Terungkap, Penyebab Kepunahan Hewan Laut Terbesar di Bumi

Kompas.com - 07/12/2018, 19:34 WIB
Inilah sisa-sisa bangkai seekor hewan laut misterius yang terdampar di pesisir Pulau Sakhalin, Rusia. Hewan ini memiliki paruh dan bulu, yang membingungkan para pakar biologi kelautan.Siberian Times Inilah sisa-sisa bangkai seekor hewan laut misterius yang terdampar di pesisir Pulau Sakhalin, Rusia. Hewan ini memiliki paruh dan bulu, yang membingungkan para pakar biologi kelautan.

KOMPAS.com - Sekitar 252 juta tahun lalu, Bumi mengalami fenomena kepunahan massal terbesar. Para ilmuwan kini percaya, fenomena yang membuat sebagian besar makhluk laut "tercekik" itu adalah pemanasan global.

Sebelumnya, para ilmuwan dibingungkan oleh penyebab kematian besar pada akhir Zaman Permian yang membunuh 70 persen hewan darat dan 96 persen hewan laut itu.

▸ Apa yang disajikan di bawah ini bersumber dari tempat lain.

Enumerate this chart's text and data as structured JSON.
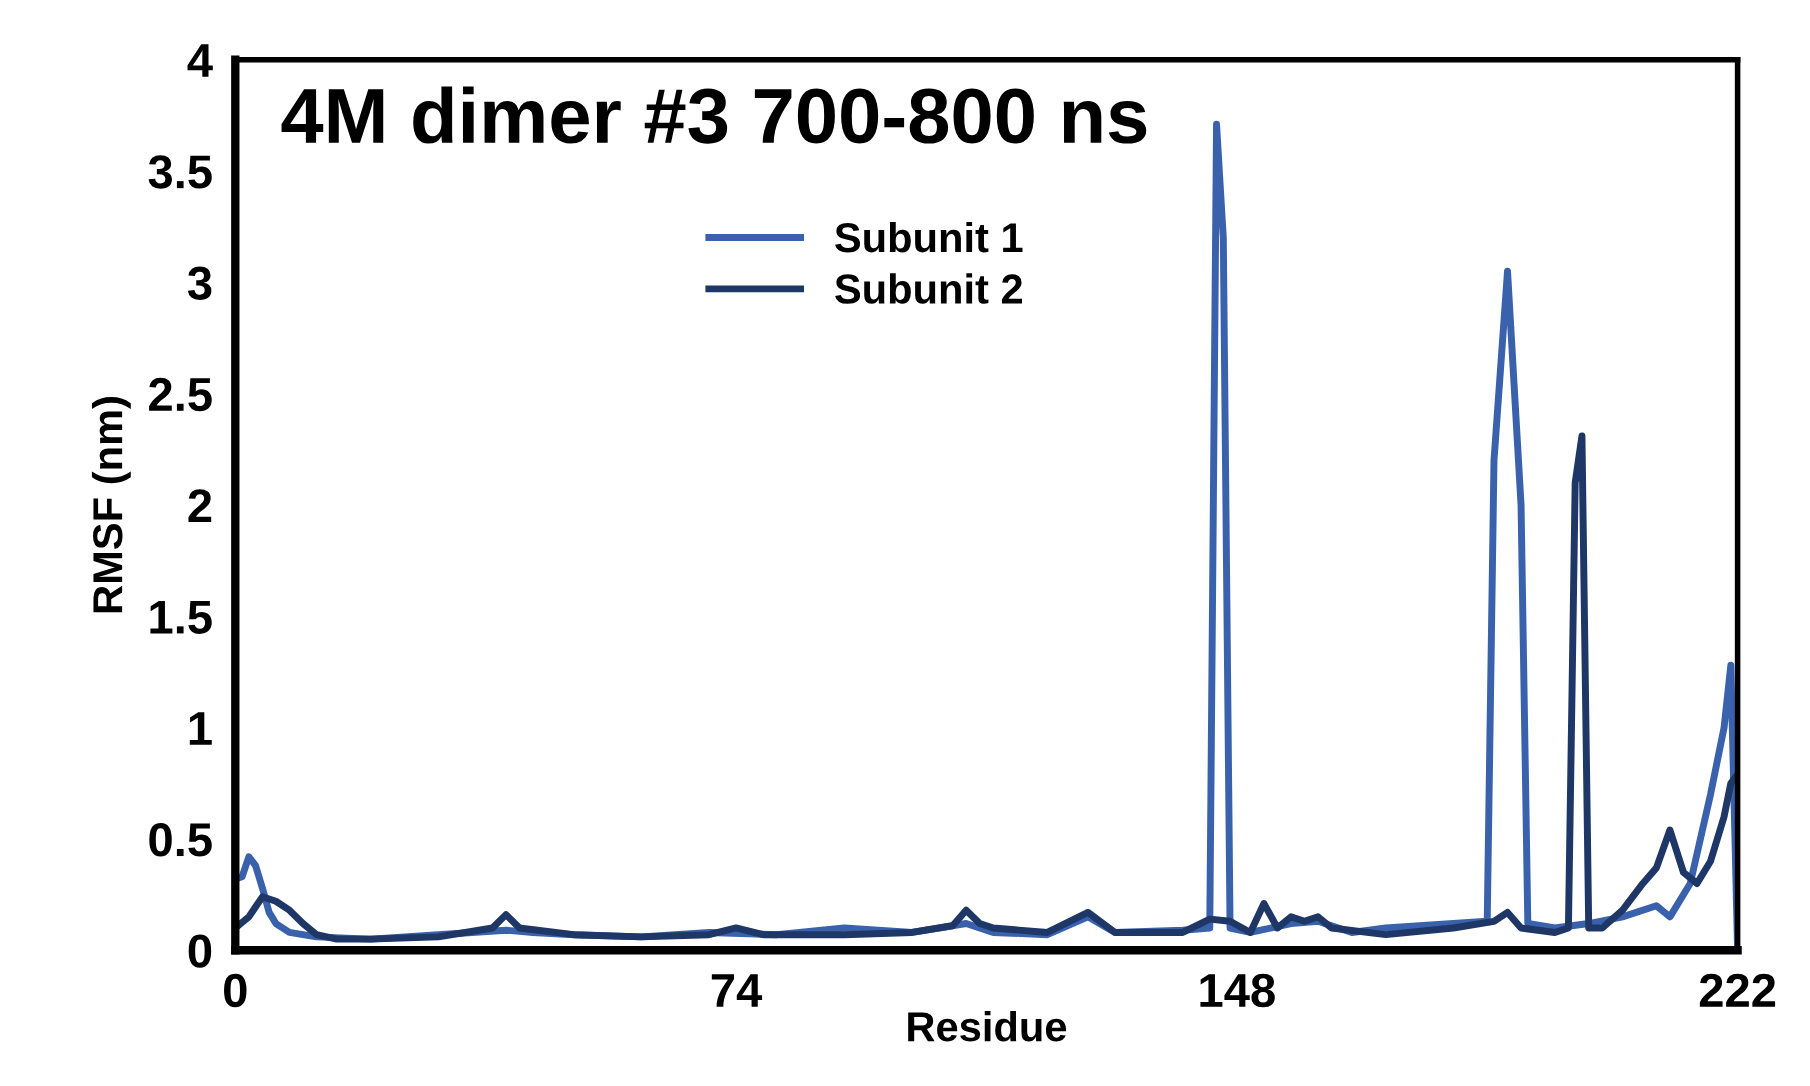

Berbagai teori telah diungkapkan untuk menjelaskan fenomena tersebut. Beberapa ahli menyebut bahwa suhu terlalu tinggi, air terlalu asam, kekurangan oksigen, hingga kontaminasi logam atau sulfida menjadi penyebabnya.

Namun, temuan terbaru yang dipublikasikan dalam jurnal Science justru menyebut bahwa makhluk laut punah akibat pemanasan global.

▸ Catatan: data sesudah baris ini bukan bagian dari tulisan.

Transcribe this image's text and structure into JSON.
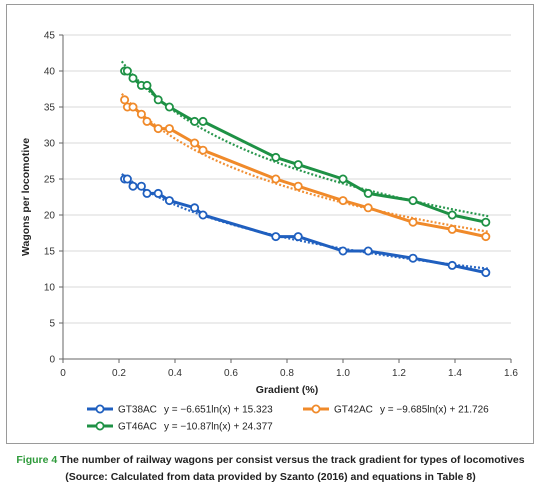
{
  "chart_data": {
    "type": "line",
    "xlabel": "Gradient (%)",
    "ylabel": "Wagons per locomotive",
    "xlim": [
      0,
      1.6
    ],
    "ylim": [
      0,
      45
    ],
    "x_ticks": [
      "0",
      "0.2",
      "0.4",
      "0.6",
      "0.8",
      "1.0",
      "1.2",
      "1.4",
      "1.6"
    ],
    "y_ticks": [
      "0",
      "5",
      "10",
      "15",
      "20",
      "25",
      "30",
      "35",
      "40",
      "45"
    ],
    "grid": "horizontal",
    "legend_position": "bottom",
    "series": [
      {
        "name": "GT38AC",
        "equation": "y = −6.651ln(x) + 15.323",
        "color": "#1f5fbf",
        "trend": {
          "a": -6.651,
          "b": 15.323
        },
        "points": [
          [
            0.22,
            25
          ],
          [
            0.23,
            25
          ],
          [
            0.25,
            24
          ],
          [
            0.28,
            24
          ],
          [
            0.3,
            23
          ],
          [
            0.34,
            23
          ],
          [
            0.38,
            22
          ],
          [
            0.47,
            21
          ],
          [
            0.5,
            20
          ],
          [
            0.76,
            17
          ],
          [
            0.84,
            17
          ],
          [
            1.0,
            15
          ],
          [
            1.09,
            15
          ],
          [
            1.25,
            14
          ],
          [
            1.39,
            13
          ],
          [
            1.51,
            12
          ]
        ]
      },
      {
        "name": "GT42AC",
        "equation": "y = −9.685ln(x) + 21.726",
        "color": "#f08a2a",
        "trend": {
          "a": -9.685,
          "b": 21.726
        },
        "points": [
          [
            0.22,
            36
          ],
          [
            0.23,
            35
          ],
          [
            0.25,
            35
          ],
          [
            0.28,
            34
          ],
          [
            0.3,
            33
          ],
          [
            0.34,
            32
          ],
          [
            0.38,
            32
          ],
          [
            0.47,
            30
          ],
          [
            0.5,
            29
          ],
          [
            0.76,
            25
          ],
          [
            0.84,
            24
          ],
          [
            1.0,
            22
          ],
          [
            1.09,
            21
          ],
          [
            1.25,
            19
          ],
          [
            1.39,
            18
          ],
          [
            1.51,
            17
          ]
        ]
      },
      {
        "name": "GT46AC",
        "equation": "y = −10.87ln(x) + 24.377",
        "color": "#1e9145",
        "trend": {
          "a": -10.87,
          "b": 24.377
        },
        "points": [
          [
            0.22,
            40
          ],
          [
            0.23,
            40
          ],
          [
            0.25,
            39
          ],
          [
            0.28,
            38
          ],
          [
            0.3,
            38
          ],
          [
            0.34,
            36
          ],
          [
            0.38,
            35
          ],
          [
            0.47,
            33
          ],
          [
            0.5,
            33
          ],
          [
            0.76,
            28
          ],
          [
            0.84,
            27
          ],
          [
            1.0,
            25
          ],
          [
            1.09,
            23
          ],
          [
            1.25,
            22
          ],
          [
            1.39,
            20
          ],
          [
            1.51,
            19
          ]
        ]
      }
    ]
  },
  "caption": {
    "figure_label": "Figure 4",
    "line1": "The number of railway wagons per consist versus the track gradient for types of locomotives",
    "line2": "(Source: Calculated from data provided by Szanto (2016) and equations in Table 8)"
  }
}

Para ahli menulis, pemanasan global telah menyebabkan hilangnya 80 persen oksigen di perairan seluruh dunia.

Baca juga: Pakar: Pemanasan Global Bikin Dunia Hadapi 6 Bencana Sekaligus

Hasil ini didapatkan oleh para ilmuwan dari University of Washington dan Stanford University dengan memodelkan kondisi lautan dan metabolisme hewan pada zaman itu.

Tak hanya itu, mereka juga mengamati arsip fosil secara online yang menunjukkan habitat hewan sebelum kepunahan tersebut dan nasib mereka sesudahnya.

Dalam permodelan itu, untuk mencerminkan gas rumah kaca yang dilepaskan oleh letusan gunuh api besar di Siberia, mereka meningkatkan suhu sebesar 10 derajat Celcius.

"Mekanisme pemanasan iklim dan kehilangan oksigen adalah penyebab utama kepunahan," ungkap Justin Penn, penulis pertama studi ini dikutip dari Newsweek, Kamis (06/12/2018).

Dari data arsip fosil yang mereka amati, para ahli menemukan bahwa makhluk hidup berpindah setelah peristiwa kepunahan itu.

"Sangat sedikit organisme laut yang tinggal di habitat yang sama seperti mereka tinggali awalnya, mereka melarikan diri atau mati," ujar Dr Curtis Deutsch, profesor ilmu kelautan dari University of Washington yang terlibat penelitian ini.

Hewan yang mampu beradaptasi dengan pemanasan global kala itu adalah organisme tropis. Kebiasaan mereka dengan suhu hangat dan lingkungan lebih rendah oksigen mampu beradaptasi dengan habitat baru.